Thursday, August 5, 2021

Bupkis

 It has been quite a wild ride here.  Everything has been quite the wild ride.

I have been talking to people about the trip cancellation and their responses, by and large, validate why it is that we need to talk to people.  We introverts - we introverted alcoholics - cannot be trusted to be left alone with our brains.  I don't know what's going on up there, that's for sure.  It's a crappy neighborhood.

In my enfeebled state I've been picking up the pace on phone calls to my Alcoholics Anonymous friends.  When told of my plans to cancel our trip the response has been uniformly positive; as in "I'm glad to hear that" or "You're doing the right thing" or "I wondered if/when this was going to happen." 

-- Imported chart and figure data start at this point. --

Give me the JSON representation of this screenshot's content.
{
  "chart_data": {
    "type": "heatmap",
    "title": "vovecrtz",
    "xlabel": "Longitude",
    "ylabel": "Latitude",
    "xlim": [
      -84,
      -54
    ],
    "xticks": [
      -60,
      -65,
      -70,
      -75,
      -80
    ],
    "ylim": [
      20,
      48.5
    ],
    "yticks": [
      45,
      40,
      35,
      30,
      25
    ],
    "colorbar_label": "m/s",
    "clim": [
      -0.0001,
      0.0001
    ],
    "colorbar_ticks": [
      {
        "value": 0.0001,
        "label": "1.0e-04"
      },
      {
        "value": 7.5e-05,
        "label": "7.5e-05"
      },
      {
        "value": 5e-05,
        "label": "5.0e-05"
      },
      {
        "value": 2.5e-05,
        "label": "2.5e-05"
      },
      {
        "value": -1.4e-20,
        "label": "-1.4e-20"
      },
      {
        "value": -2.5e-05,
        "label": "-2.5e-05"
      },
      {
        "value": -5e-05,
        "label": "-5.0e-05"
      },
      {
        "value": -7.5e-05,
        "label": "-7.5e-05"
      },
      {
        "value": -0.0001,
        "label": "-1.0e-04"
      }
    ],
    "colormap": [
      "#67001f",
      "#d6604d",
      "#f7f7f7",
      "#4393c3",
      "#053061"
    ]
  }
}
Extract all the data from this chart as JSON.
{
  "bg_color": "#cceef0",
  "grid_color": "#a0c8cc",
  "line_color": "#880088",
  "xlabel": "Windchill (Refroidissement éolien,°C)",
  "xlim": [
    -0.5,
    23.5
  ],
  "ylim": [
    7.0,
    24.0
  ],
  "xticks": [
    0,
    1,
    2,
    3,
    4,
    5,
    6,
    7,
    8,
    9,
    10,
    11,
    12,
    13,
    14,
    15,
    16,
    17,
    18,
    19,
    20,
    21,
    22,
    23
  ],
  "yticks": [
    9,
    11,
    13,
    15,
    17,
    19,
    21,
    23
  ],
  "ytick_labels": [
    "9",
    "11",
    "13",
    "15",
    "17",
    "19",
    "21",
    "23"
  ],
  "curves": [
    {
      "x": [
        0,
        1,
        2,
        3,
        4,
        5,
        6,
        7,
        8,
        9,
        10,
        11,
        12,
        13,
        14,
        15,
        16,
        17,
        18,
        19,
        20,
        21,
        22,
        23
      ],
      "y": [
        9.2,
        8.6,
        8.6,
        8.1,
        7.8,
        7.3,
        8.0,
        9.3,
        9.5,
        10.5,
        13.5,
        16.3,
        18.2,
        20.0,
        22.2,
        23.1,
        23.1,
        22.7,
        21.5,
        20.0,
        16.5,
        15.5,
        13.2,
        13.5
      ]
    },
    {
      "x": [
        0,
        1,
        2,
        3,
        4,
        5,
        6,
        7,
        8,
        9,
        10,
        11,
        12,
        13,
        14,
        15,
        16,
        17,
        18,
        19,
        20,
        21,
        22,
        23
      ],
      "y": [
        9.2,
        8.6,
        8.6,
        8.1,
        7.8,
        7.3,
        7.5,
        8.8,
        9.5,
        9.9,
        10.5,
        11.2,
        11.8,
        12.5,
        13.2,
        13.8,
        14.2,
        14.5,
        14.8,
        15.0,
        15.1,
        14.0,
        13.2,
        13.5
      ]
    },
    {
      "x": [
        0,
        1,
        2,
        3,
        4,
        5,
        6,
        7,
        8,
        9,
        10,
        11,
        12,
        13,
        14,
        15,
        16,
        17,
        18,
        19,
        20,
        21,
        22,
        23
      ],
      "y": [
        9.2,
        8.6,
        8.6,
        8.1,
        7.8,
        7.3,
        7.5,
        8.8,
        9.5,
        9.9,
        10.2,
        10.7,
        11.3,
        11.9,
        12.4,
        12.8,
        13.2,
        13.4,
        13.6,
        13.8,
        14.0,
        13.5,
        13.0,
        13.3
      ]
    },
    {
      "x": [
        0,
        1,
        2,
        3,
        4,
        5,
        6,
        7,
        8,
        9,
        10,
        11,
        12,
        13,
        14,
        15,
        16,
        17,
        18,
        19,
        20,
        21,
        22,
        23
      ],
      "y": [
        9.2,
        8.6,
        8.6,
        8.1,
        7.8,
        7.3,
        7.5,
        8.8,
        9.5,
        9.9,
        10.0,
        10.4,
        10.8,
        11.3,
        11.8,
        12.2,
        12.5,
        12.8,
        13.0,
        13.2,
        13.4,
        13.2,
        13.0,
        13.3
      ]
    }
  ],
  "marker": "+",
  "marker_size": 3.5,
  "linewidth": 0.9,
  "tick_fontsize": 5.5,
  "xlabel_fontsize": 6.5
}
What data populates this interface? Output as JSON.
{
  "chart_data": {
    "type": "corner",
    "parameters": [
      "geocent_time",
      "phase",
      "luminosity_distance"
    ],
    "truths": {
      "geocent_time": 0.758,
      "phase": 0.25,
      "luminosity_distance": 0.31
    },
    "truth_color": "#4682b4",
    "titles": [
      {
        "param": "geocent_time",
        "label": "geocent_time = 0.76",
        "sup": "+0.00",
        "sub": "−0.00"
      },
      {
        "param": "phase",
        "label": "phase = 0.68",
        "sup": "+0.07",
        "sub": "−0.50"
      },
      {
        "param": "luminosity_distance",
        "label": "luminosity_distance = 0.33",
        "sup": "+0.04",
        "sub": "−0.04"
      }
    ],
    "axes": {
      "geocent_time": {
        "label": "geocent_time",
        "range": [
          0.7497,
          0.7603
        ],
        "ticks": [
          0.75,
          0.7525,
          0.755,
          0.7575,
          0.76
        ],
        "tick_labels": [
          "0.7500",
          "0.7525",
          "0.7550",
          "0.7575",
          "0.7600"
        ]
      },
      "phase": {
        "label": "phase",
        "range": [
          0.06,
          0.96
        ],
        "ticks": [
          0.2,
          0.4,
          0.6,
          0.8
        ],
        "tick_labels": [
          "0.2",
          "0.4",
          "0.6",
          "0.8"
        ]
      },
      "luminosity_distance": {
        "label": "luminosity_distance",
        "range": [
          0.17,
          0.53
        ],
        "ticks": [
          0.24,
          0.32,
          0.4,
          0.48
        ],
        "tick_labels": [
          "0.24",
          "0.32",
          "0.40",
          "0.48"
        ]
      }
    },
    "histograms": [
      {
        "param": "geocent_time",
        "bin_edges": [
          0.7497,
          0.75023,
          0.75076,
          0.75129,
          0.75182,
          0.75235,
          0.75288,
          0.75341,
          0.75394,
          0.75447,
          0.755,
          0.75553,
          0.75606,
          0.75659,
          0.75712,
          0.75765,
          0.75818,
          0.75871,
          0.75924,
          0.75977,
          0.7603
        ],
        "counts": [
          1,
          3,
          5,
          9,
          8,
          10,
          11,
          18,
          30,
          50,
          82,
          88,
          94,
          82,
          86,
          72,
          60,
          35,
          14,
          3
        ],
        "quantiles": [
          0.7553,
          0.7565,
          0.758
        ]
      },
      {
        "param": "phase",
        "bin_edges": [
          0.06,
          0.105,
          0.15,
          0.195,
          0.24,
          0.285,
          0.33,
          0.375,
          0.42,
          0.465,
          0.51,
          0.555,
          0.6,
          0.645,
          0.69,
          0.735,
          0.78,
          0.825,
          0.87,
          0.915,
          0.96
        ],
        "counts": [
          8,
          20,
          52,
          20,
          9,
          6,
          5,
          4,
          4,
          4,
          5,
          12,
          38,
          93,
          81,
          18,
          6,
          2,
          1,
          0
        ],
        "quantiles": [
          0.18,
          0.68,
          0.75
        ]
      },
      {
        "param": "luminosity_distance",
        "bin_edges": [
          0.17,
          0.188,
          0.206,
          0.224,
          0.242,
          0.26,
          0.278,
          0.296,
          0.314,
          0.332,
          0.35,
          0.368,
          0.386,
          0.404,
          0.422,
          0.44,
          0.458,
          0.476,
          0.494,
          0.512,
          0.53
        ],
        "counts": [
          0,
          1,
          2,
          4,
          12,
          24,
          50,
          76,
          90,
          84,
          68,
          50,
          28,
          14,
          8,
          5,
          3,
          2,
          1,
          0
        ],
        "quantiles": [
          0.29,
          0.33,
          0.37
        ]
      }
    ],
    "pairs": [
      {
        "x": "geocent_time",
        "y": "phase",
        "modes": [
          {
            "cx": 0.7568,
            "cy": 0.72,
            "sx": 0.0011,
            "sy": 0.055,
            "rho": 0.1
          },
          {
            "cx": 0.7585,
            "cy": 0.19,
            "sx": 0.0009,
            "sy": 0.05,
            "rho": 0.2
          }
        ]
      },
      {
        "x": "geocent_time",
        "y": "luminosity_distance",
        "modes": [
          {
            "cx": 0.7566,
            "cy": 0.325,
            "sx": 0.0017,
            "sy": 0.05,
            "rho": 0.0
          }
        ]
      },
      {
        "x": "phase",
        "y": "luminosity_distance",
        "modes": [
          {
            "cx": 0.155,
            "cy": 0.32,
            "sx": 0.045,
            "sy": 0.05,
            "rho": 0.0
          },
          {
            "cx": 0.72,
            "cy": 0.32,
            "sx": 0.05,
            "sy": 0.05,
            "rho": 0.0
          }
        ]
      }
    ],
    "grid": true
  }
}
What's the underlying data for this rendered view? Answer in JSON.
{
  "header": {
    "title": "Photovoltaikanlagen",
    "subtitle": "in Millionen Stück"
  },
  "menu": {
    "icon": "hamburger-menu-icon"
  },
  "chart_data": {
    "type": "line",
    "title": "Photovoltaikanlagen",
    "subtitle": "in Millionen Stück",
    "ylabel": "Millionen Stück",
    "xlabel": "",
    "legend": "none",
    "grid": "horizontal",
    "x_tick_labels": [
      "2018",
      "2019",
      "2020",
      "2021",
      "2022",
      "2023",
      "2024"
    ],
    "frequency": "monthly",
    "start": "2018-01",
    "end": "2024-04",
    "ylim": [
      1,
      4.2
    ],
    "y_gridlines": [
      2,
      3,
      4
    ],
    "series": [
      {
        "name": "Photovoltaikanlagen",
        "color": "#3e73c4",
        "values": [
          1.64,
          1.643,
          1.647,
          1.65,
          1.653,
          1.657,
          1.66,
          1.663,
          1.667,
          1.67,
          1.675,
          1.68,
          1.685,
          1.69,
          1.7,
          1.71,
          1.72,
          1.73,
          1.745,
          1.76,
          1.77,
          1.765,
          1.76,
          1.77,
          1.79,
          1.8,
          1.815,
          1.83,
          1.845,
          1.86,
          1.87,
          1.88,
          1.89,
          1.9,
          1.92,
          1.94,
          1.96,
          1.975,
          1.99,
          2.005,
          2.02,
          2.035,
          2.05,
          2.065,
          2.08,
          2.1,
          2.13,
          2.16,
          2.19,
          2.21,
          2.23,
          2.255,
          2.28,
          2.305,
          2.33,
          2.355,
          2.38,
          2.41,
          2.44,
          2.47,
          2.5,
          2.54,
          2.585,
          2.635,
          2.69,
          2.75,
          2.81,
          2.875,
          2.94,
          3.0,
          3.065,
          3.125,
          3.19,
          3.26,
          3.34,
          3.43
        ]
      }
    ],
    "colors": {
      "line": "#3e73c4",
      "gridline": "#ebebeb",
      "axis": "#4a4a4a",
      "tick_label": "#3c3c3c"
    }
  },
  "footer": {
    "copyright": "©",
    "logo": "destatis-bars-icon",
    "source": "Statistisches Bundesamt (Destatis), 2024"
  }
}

"The serenity to accept the things I cannot change."  Makes me laugh at all my efforts over the last few days to make this happen.  I pushed and I pushed and I fingaled and compromised and tried to find wormholes to squirrel through to get my way and . . . pfft! . . . bupkis.  Now, in my defense, it is not a problem to keep after something - the problem is when you can't find a way through and up and over but you still insist on forcing the issue.   When I was laboring over the computer last night, frustrated and tense, it was as if a giant spotlight flicked on: "Huh.  I don't think I'm supposed to do this."  Like it was some giant revelation.  Like I was at my tenth baseball game when I hate baseball (not really - I love baseball), complaining that it wasn't a football game, when the realization came that I should stop going to the baseball stadium.  No amount of work or compromise could change this fact.